Great Britain, Music, 2016

Joanna
Bailie

Photo: Kai Bienert (Joanna Bailie (right) and Lydia Rilling (left))

Transcribed Realities

Media communication processes constitute the basis for many works by the London-born (1973) composer, visual artist, curator and performer Joanna Bailie. Frequently, ambient rhythms or tone colors become starting points and protagonists in the compositional activity. Recorded, partially processed sounds generate a mesh of instrumental hues, microtonal harmonies and visual elements.

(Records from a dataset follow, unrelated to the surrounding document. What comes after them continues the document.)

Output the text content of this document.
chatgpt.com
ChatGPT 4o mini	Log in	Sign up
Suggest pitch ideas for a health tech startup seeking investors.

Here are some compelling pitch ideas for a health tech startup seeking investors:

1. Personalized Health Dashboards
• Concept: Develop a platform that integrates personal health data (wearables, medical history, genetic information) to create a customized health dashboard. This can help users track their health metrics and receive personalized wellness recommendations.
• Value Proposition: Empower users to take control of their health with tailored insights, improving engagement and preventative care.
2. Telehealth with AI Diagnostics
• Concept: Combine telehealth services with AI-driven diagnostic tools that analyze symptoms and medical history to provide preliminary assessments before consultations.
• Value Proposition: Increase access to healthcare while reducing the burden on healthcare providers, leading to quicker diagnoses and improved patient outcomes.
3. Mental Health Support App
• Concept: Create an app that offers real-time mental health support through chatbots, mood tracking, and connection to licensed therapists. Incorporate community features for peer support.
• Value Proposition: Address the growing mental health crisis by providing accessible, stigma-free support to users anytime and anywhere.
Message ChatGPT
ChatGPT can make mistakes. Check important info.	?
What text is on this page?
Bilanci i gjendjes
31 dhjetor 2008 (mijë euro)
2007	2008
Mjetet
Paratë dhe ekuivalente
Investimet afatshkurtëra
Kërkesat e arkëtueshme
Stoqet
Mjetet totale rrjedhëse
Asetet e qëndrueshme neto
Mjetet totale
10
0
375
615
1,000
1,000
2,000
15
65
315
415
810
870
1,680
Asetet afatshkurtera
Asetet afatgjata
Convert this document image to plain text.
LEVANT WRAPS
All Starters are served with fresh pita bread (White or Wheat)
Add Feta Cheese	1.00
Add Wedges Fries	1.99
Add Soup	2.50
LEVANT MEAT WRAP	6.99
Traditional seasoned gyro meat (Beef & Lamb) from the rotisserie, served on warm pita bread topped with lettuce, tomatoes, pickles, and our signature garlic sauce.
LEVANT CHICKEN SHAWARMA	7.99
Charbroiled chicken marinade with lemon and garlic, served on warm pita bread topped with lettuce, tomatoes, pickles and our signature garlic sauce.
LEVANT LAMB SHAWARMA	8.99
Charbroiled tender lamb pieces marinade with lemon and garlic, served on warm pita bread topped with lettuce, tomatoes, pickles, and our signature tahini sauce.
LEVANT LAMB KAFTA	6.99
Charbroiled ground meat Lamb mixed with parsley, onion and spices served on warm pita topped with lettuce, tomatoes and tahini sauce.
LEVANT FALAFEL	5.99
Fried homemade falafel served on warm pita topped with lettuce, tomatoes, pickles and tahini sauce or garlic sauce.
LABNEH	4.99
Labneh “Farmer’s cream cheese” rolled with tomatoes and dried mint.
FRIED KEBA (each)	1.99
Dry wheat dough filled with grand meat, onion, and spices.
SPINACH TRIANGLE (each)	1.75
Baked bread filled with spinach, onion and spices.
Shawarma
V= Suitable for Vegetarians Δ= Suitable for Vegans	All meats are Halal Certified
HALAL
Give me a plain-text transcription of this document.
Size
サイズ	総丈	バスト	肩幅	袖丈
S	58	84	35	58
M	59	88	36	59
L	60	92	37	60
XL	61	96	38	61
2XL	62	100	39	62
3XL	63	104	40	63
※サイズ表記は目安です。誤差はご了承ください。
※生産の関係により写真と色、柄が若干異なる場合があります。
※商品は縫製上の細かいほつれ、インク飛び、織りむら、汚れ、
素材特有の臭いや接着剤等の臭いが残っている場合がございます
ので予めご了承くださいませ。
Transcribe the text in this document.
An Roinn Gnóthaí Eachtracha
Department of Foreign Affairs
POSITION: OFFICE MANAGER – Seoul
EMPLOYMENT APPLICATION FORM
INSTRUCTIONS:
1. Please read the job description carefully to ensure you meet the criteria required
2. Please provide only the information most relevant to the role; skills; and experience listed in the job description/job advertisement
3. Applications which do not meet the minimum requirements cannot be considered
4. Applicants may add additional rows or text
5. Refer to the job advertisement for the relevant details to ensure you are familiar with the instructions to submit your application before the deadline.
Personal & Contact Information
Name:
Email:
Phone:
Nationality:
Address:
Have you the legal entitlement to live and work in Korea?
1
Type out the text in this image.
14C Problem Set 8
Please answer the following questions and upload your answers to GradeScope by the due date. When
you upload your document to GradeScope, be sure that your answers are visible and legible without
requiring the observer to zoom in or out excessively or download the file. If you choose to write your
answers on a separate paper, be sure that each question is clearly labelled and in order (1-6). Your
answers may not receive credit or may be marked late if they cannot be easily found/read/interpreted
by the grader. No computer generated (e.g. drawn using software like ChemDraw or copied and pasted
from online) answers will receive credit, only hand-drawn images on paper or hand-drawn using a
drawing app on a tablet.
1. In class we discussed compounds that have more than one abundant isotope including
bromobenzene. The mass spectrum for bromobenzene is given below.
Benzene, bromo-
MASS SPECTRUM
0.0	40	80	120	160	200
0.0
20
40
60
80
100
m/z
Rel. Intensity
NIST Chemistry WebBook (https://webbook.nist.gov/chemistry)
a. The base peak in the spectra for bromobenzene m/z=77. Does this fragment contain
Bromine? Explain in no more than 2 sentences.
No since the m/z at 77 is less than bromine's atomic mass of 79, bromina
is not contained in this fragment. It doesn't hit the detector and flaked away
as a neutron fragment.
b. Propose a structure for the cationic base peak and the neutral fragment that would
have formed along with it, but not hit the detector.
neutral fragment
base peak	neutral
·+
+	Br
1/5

Her found sound objects open up narratives which develop a very idiosyncratic compositional world in an oeuvre ranging from solo instrumental pieces with electronics to orchestral works and multi-media installations.
In Symphony-Street-Souvenir (2009/11), for instance, Joanna Bailie uses microtonal fields to subtly link a chamber orchestra with the breadth of urban soundscapes. The fragile intimacy of childlike music boxes is gradually interwoven with expansive glissandi, only to be torpedoed the next moment by the big-city noise of motors and bells ringing – an action-packed harmony and counterpoint of sounding objets trouvés and orchestral motion.
Time and again, traffic, bells, and amusement park scenes as well, are points of departure for her artistic creations. Joanna Bailie analyzes her material, which through filtering or emphasis on certain frequency bands she then orients toward targeting listening. Attention must constantly be devoted to the complex aural phenomena of our daily life in order to appreciate how much musical diversity it already includes. Joanna Bailie sets about transcribing this reality, and in doing so reflects the mediums that shape the process. On one hand, these translation processes illustrate the radical consequences of media transcriptions; on the other, they challenge our routine perceptions. What happens to the continuity of the world in analog and digital translation processes? How does selective perception alter our notion of reality?
The installation Analogue (2011) traces this interplay of analog visual and discrete auditory transcription processes. Like an interiorized external image, sound also takes on an altered appearance in its mediated forms. This interaction – based on principles of the camera obscura – between inside and outside, reality and media-generated reality, hones perception of our everyday surroundings.
And so Joanna Bailie is also repeatedly posing the question of composing in this and each discrete living space. How do the continuously complexly evolving fields of sound in the everyday world stand in comparison to the tempered scales of classical art music? And how can these be brought into relationship and interaction with one another? Musical sound worlds at the boundaries of occidental (art) music and beyond, in combination with other arts or media, are the arena for Joanna Bailie’s works: music and dance, music and performance, music and sound – not to mention “music and real life”.